At this point my new vision became overwhelming to me, and I felt a disorientation that bordered on vertigo. The rain seemed like a shouting horde of barbarians rushing the gate. Trees with bobbing limbs became great trolls, exhausted from decades of holding up their sagging arms. The creaking groans of the wood were the sounds of their ancient pain. Birds were puckish Sprites that alone defied the strong god of gravity and whirled in the air, joyous in their anarchy. I began to avoid manhole covers, which appeared to me to be secret doors to the deep place that draws everything to its dark bosom. For a few days I wandered the earth like a dazed, crazy person, shying away from ladders and tables and other strange devices we use to stop gravity’s pull. Thumbtacks and hooks and nails fascinated me. I saw some boys playing basketball and thought I might faint.

In those strange days I began to feel a kinship with all things organic and inorganic. We are all being pulled to the center by a force that is ancient and old beyond all human reckoning. And if we are all pulled by this same force, what do the inner workings of any object or creature ultimately matter? In the face of such an overwhelming reality, what do our short-sighted distinctions of animal, vegetable, and mineral mean?

And I must say that the faithfulness of common objects to the call of gravity seemed noble to me, while our human efforts to defy and postpone the inevitable seemed as silly as Jonah sailing for Tarshish, with a great fish following to catch him and take him down, as all of us must go down. In those days I could feel the reality of a larger kind of faith, a macro spirituality that was older and deeper and more true than any human religion. This is the oldest reality we know, this force pulling everything to the center. And from this ancient point of view, where is wisdom to be found? Are we humans wise, we who dance with gravity, use it, play with it, and live without really seeing it? Or should we count objects, with their placid and stoic acceptance, as wise?

And there is this reality: We will all go to the center of the earth. Or if not the earth then the center of some larger body that will draw the earth to its center. When the reckoning of time has stopped, and when every trendy religion on earth is forgotten, everything will be drawn to the center.

It’s a big idea for a small human mind. It’s the sort of thing that could trouble a pastor who has to find the emotional energy to show up on Sunday mornings with a gospel to proclaim. I could have gotten myself into a bit of trouble over this, but I’m happy to report that I woke up a few days later and had returned to normal. I was unharmed and unable to see gravity anymore, leaving me free to participate in the everyday events of our world without flinching or staring.

The only difference is that a heaviness hangs over me now.

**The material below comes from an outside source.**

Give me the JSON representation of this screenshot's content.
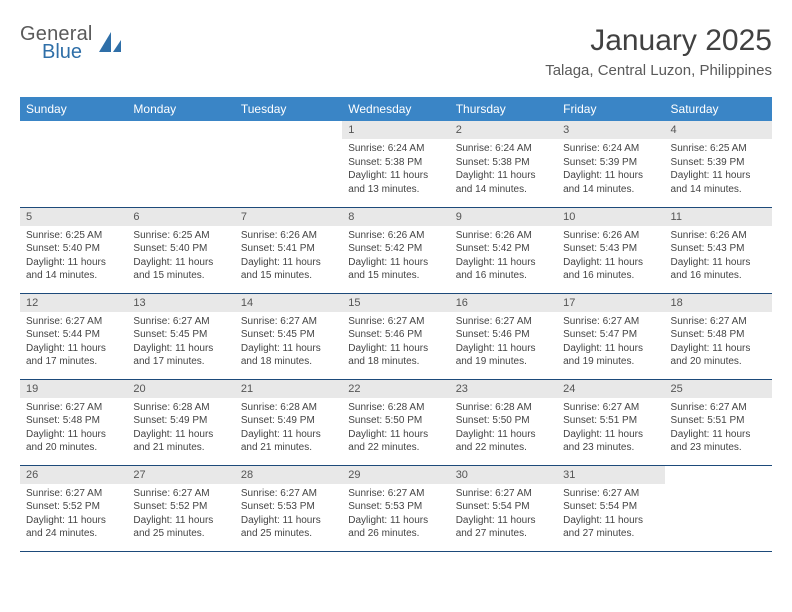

It bends my shoulders and pushes on my mind. I hear the sloshing of Jung’s deep ocean of the unconscious. And I seem to be unable to take things as seriously as I did before. If I’m talking to someone about how often we should water the grass or how a participle in one of Paul’s letters should be translated, I find my attention wanders. On Sunday mornings I stare at the birds in flight and lay my palm on the ground to feel the pull of the earth.

I still take up the scriptures with joy on Sundays and treat them fairly and well. But I lay them down again with as much joy, because I know there is something larger out there, something that is pulling us with infinite patience. Tugging on us, jerking things out of our hands, sticking our feet to the ground, rumbling in deep groans beneath the crust of the earth. Gravity is perhaps God’s oldest servant, and Gravity’s rules are older than any human gospel.

I dropped my New Testament on the way to preach the other day. It stopped me in my tracks. For just a second I would have sworn something or someone pulled it out of my hands. Smiling, I picked it up again.

“Not yet,” I said. “This is still our time.”

A rumbling voice came from below the floor. “Perhaps. But Time is my brother. And I bend Time and Light as I will. You’ve been given these short moments. Retrieve your Bible and use it well. But do not forget how small you are and how short your time is. I will not forget you, for nothing on this earth can escape me. And one day, I will draw all things to myself.”